Once you have completed either of the three options, you may resume writing. But before you do, you should re-read what you have already committed to text. At this moment, you will find your scribblings to be less than ideal in quality. As such, you will erase it. All of it. And start from scratch.
Do not lament. You will feel pride in yourself. In that you can make such an executive decision with your work. Not only that, but the words will pour from you like ambrosia from a goblet of the gods. It is possible that you will find distractions throughout this step, but those will be minor ones. Like a collection of the hundred cutest cat-snake or river-puppy pictures on the internet. This is fine. In no time whatsoever, you should have finished your project. Well, the first draft that is.

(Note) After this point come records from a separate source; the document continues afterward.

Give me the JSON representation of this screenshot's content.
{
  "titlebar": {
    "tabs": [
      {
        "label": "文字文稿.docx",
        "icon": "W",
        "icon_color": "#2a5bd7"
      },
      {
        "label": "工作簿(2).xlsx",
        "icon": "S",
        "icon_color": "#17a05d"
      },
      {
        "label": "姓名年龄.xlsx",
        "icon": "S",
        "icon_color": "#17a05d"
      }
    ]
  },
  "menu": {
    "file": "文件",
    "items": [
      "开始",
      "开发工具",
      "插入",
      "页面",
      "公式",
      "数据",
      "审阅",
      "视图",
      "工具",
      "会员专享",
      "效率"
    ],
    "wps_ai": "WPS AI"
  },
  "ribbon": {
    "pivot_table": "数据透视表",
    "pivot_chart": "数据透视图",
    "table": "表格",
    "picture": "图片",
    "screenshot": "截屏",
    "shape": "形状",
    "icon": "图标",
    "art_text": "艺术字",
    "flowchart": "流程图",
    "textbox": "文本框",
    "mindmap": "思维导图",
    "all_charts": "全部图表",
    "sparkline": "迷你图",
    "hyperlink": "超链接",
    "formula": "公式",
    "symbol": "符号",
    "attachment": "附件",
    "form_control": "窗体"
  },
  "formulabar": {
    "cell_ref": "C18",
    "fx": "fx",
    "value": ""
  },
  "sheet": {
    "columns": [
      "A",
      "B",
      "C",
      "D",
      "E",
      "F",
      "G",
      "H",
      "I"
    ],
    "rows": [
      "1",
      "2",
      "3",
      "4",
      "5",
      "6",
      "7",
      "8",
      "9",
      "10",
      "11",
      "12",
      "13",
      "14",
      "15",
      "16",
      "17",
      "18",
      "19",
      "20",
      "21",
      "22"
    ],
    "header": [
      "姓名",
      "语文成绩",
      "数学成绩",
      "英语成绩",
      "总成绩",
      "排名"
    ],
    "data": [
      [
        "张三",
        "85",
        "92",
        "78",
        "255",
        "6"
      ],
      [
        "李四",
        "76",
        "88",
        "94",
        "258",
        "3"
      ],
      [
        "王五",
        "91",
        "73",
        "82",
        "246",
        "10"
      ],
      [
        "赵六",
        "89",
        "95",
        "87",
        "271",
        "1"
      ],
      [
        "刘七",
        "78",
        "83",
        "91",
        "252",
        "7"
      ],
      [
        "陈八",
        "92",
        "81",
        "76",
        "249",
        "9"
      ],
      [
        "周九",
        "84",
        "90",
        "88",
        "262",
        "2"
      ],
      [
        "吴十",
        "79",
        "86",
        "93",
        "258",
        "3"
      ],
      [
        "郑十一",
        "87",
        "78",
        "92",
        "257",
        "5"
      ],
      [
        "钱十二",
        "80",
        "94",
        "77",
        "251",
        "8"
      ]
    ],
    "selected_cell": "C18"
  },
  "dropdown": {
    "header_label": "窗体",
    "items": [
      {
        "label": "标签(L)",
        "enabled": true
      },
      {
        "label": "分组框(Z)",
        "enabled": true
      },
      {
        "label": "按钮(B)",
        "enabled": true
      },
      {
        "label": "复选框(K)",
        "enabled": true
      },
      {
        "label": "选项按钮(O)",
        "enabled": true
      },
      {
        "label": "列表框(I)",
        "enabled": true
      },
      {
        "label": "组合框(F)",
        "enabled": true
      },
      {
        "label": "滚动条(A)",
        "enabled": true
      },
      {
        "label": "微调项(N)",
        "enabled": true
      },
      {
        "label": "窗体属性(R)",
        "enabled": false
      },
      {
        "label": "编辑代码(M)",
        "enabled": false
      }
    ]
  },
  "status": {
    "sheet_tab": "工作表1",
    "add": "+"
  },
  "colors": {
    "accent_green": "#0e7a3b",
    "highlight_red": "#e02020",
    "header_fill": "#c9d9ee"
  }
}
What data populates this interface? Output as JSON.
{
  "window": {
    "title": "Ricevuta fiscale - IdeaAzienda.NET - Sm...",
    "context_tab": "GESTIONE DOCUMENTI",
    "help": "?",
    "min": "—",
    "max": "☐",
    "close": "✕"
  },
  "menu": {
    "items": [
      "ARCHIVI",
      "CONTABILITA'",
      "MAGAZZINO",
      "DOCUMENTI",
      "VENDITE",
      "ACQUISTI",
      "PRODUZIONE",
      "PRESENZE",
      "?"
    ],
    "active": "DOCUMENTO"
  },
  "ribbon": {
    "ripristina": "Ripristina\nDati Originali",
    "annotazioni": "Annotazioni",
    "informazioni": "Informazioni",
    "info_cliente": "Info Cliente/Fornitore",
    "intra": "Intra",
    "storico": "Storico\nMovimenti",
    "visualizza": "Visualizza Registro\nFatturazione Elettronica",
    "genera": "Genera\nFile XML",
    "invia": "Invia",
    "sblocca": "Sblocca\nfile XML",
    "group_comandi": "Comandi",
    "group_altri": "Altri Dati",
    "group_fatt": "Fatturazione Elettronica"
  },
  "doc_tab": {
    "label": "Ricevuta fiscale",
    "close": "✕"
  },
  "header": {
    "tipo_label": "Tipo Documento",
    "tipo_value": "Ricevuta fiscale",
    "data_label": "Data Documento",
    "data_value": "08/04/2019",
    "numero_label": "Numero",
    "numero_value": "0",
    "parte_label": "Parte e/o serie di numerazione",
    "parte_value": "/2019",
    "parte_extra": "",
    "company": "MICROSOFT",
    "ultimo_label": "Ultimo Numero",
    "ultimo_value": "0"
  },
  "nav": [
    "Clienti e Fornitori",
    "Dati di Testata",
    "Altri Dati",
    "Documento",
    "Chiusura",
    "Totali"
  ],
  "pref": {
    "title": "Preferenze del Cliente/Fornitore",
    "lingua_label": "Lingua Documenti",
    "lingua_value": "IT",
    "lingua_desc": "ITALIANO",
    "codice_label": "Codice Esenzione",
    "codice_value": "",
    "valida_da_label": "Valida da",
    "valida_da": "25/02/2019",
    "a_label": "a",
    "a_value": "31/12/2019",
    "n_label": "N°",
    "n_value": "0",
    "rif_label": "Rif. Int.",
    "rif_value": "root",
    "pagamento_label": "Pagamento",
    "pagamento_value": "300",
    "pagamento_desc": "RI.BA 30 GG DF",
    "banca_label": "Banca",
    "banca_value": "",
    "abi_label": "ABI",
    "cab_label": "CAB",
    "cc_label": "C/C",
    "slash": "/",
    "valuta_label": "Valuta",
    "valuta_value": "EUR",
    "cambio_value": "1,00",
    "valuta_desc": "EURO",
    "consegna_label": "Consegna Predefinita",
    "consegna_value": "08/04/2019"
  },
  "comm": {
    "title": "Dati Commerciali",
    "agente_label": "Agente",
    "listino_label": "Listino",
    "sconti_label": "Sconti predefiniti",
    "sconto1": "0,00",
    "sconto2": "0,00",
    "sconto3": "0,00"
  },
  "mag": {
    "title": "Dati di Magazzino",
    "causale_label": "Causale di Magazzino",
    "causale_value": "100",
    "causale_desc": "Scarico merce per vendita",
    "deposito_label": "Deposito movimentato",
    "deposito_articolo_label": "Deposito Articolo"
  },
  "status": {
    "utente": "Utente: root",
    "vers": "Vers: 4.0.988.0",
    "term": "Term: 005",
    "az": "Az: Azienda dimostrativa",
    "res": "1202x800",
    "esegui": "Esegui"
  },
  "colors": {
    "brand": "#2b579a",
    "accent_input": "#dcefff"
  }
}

You should take some time away from your project now. Take a walk. Outside is preferable. Have dinner. Do not watch television. You should be away from your work for at least two hours. And when you come back, you can really get elbow deep in the literary carcass you now see before you. Because at that moment in the process, you will find that at least a third of what you have written is worse than what you started with. And it will have to be erased. Do not fear. This is perfectly natural for a creative creature. The devastating panic you’re sensing shall only fuel a mad dash, for circa thirty minutes, as you try to restore what you have erased. And to fill all the narrative or rhetorical holes that litter your production.
I feel that I must warn you that you may feel obliged to clip your toenails or trim the hairs in your nose at this point, but do not listen to that bitch of a siren’s song. That self-conscious harlot-specter of grooming will try to rip you away from finally finishing, but you cannot listen to her musing. Push her out of your mind. Preferably under a bus. You’re close now.
While ignoring the ghost of inadequacy, re-write a third of your sinking ship of a writing project. Do this right before your deadline. These panicked and fearful words shall be the best you have ever or ever will produce, and you will never ever feel proud of them.
You lean back. Breathe for the first time since you sat back down. Stare with abject horror at this patch-work homunculus of semi-literate word-garble. You look around. Look back at the screen. Sigh in self-critiquing defeatism and hit the save icon. And then you’re finished.